もっと…
教室に居るのが窮屈になり、梓はお弁当を持って中庭にやって来て、芝生の上に座り込んだ。



ここなら誰も居ない。



と、思ったのに……




「よっ!梓」



「はぁ…」



やっぱ、一人にはなれないか…


梓の隣に堂々と座る伊東。


よく見ると、お弁当らしき物は無かった。



「お弁当は?」



「持って来てない」



「はぁ!?お腹空かないの?そんなんじゃ午後集中出来ないわよ?」



「あれ、心配してくれんだ(ニヤ」


カァァ///


私別にそういう意味で言った訳じゃないんだけど



無意識に顔が紅く染まった。



「何で紅くなってんの?もしかして照れてるとか!?(ニヤ」



「ち、違うわよ。何言ってんの。
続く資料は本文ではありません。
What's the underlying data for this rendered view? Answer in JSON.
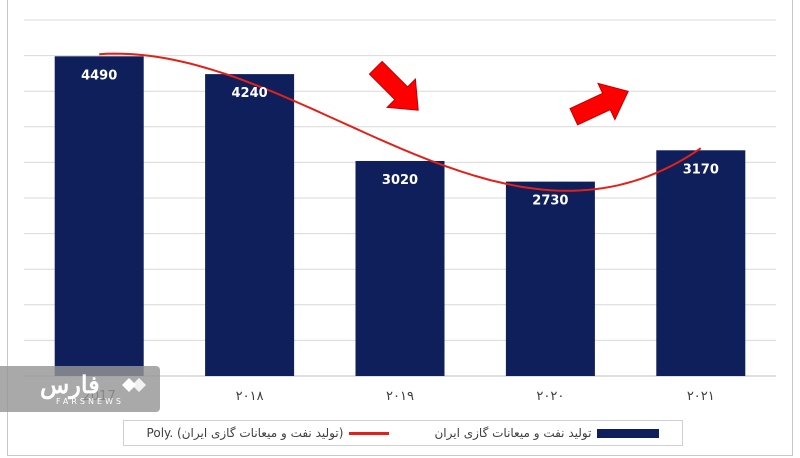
{
  "chart_data": {
    "type": "bar",
    "categories": [
      "2017",
      "۲۰۱۸",
      "۲۰۱۹",
      "۲۰۲۰",
      "۲۰۲۱"
    ],
    "values": [
      4490,
      4240,
      3020,
      2730,
      3170
    ],
    "data_labels": [
      "4490",
      "4240",
      "3020",
      "2730",
      "3170"
    ],
    "ylim": [
      0,
      5000
    ],
    "grid": true,
    "trendline": {
      "type": "polynomial",
      "name": "Poly. (تولید نفت و میعانات گازی ایران)",
      "color": "#e32119"
    },
    "bar_color": "#0e1f5b",
    "legend_position": "bottom",
    "annotations": [
      {
        "type": "arrow",
        "direction": "down-right",
        "color": "#ff0000"
      },
      {
        "type": "arrow",
        "direction": "up-right",
        "color": "#ff0000"
      }
    ]
  },
  "legend": {
    "bar_label": "تولید نفت و میعانات گازی ایران",
    "line_label": "Poly. (تولید نفت و میعانات گازی ایران)"
  },
  "watermark": {
    "logo_text": "فارس",
    "sub_text": "FARSNEWS"
  }
}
俺様もいい加減に…」



梓の台詞を遮り、伊東は…



ギュッと優しく抱き締めた。



不覚にもドキドキしてしまった。



「ちょっと…、離してっ!!」



「無理」



即答っ!?



ヤダ…ッ。早く離して……


そんな寂しそうな顔で私を見ないでっ



ほっとけなくなる…。




「梓…」



「何…?」



伊東は梓の髪をそっと撫でる。


その手は、充分すぎるくらい






優しかった。






「俺の事嫌い……?」




え……っ!?



「別に…嫌いじゃない……けど」



そう、嫌いじゃない。

ただ、それ以上に新妻先生の事が好きってだけ…。



「お願いだから……俺と付き合って…っ」



そい言った伊東の声はいつもより弱々しくて…



何だか……すごく愛おしく感じて…


この人を護ってあげたいと思った。





ふと浮かんできたのは新妻先生の笑顔…


だけどね





「うん、いいよ」




私にはこの時、断るという選択は無かった。